As we read this chapter, it is important to keep this idea of Jesus’ words, actions, and mission in view. The disciples often failed to understand this reality as they walked with Him, but that does not have to be the case with us. We can read and absorb these powerful moments and events in the context and light of the meta-narrative of God and the accomplishment of His eternal will through Christ.
We see God’s will and mission in the story of the woman with the alabaster box. It shows not only a beautiful act of sacrifice, love, and devotion to Jesus but also has theological implications for the Gospel. The disciples saw it as a kind yet wasteful gesture of expensive perfume but, Jesus interprets the action as preparing him for burial as was the custom in that culture. What the disciples saw as a frivolous act was a love-filled foreshadowing of the burial of Jesus after His sacrificial death on the cross. It was symbolic of both the human devotion of the woman and the divine sacrifice of Christ.
We see God’s will and mission in the betrayal of Judas. Jesus demonstrates that it is a sacrificial and loving act to receive someone as they are and invest life in them by his treatment of Judas.

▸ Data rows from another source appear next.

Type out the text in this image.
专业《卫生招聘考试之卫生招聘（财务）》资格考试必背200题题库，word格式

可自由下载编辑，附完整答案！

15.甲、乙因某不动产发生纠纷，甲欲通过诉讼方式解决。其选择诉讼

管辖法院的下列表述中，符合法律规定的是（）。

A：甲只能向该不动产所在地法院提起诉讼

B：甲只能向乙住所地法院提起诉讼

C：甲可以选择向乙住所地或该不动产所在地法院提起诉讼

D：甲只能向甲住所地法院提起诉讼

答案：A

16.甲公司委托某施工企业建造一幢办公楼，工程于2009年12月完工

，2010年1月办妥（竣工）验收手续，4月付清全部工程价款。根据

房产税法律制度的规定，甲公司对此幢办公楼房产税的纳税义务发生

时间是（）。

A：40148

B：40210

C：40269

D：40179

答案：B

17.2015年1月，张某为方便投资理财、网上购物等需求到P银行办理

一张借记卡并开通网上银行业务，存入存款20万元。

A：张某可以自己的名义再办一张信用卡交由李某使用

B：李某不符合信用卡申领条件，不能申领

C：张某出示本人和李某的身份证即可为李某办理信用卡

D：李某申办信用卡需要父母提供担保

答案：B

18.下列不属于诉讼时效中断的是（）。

It also shows that we can trust God’s plan amid bad choices. His perfect will is not stopped by flawed behavior. In what followed next, we see Jesus overcome the fallenness of betrayal with the power of love. Betrayal chooses to forget. Love chooses to redeem.
We see God’s will and mission in the last supper. Jesus breaks bread with the disciples and gives it to them as a symbol of remembrance of what was to come. It anticipated His necessary bodily sacrifice for all. He identifies the cup of wine as his blood, the blood of the new covenant that is necessary for the covering of sin. We observe the Lord’s Supper in the same way, to remember what Christ did for us and to honor His payment of our sin debt that we could never pay.
We see God’s will and mission in the garden as Jesus submits in divine humility to the will of the Father even as he suffers in his humanity. This demonstrates to us the humble submission to God that we should have in our daily lives, decisions, and actions. We further see God’s will and mission in Jesus’ arrest and trial as it furthered accomplished the plan of salvation and glory that would come to the Lord for all time through the death, burial, and resurrection of Christ. It shows us that nothing on earth can’t prevent the movement of God’s work and the furthering of His kingdom.
We see God’s will and mission in Peter’s denial of Jesus. It would be a temporary setback for an incredible comeback in the disciple’s life. Peter, a lying coward at this moment, would be transformed by the resurrection, appearance, and ascension of Christ. He would later stand on the steps of Pentecost and with truth, boldness, and courage, proclaim the saving message of Jesus to the world. It is one of the great examples of personal redemption and transformation for the cause of Christ. God’s will provides moments that ensure our lowest and worst moments don’t have to be the defining moments of our future.